Fed sticks with a 25 basis point interest rate cut; but uncertainty seems to be a rising worry
The Federal Reserve lowered interest rates by a quarter of a percentage point. The cut was the second this year, following on a larger than usual 50 basis point cut in September. The size of this cut was expected by the financial markets. Wall Street is expecting another 25 basis point cut at the central bank's December 18 meeting.
With the cut and its size so widely expected investors and traders were left trying to find policy hints in the Fed's words.

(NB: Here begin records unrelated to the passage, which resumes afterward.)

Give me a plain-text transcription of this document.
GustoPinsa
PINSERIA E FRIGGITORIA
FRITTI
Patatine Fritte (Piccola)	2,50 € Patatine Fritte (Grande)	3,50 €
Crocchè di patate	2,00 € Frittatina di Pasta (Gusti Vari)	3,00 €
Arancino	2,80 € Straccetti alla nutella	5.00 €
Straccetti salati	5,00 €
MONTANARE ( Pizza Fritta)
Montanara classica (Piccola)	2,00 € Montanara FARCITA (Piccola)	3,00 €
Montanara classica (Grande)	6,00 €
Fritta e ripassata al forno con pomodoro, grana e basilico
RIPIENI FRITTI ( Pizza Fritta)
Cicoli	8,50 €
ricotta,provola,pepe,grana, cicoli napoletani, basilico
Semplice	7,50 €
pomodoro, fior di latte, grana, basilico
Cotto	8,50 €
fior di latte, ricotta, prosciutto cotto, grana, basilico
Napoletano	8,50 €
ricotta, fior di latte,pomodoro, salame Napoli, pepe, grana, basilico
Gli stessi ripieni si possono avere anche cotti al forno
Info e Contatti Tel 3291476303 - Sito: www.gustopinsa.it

The pickings were rather slim.
The Fed said the "economic outlook is uncertain," in a unanimous statement released at the end of its two-day meeting. The economy continues to grow at a solid pace, the Fed said. Since earlier this year, the labor market has cooled and unemployment has worsened slightly but remained low. Inflation is cooling but remains somewhat elevated. The Fed's benchmark rate now sits between 4.50% and 4.75%.
"Inflation has eased significantly over the past two years," Fed Chair Jerome H. Powell said in a news conference. But he didn't offer a preview of the next decision. "We don't know the right pace, and we don't know exactly where the destination is. The point is to find that, to find the right pace and the right destination as we go."
Powell dismissed suggestions in his news conference that Trump policies would change anything the Fed plans to do in the next few months, saying that "in the near term, the election will have no effects on our policy decisions."
"We don't know what the timing and substance of any policy changes will be. We therefore don't know what the effects on the economy would be," he added.
Of course, the fact that a reporter asked the question is an indication of how important Trump Administration policies will be.
And later, when asked if the Fed is concerned about deficits potentially going up, Powell said the Fed doesn't comment on fiscal policy. But he added that if there was a rewrite of the tax code, they would revise their economic models.
"That's a process that takes a lot of time and that we go through all the time with every administration constantly," Powell said. "This will be no different."
Wall Street was a little more willing to comment.
"Various policy uncertainties may lead the Fed to move more slowly than it otherwise would," JPMorgan Chase's Michael Feroli said in a research note.
Analysts and investors in the futures market believe that yet another quarter-percentage-point cut is likely at the Fed's final 2024 meeting on December 18. But the pace of additional cuts next year is uncertain.
Deutsche Bank's economists said the Fed's preferred core inflation gauge could now end next year around 2.5% rather than the 2.2% they previously projected, and stick at 2.5% through the fourth quarter of 2026. "These revisions would imply a stalling out in progress on the inflation front over the next two years," the Deutsche Bank team wrote.
JPMorgan Chase was among those shaving back projections for 2025 rate cuts, now seeing a cumulative 50 basis points of reductions in the first half rather than a percentage point, Bloomberg reports. Nomura Holdings economists now expect just one cut from the Fed next year, from four projected before the election.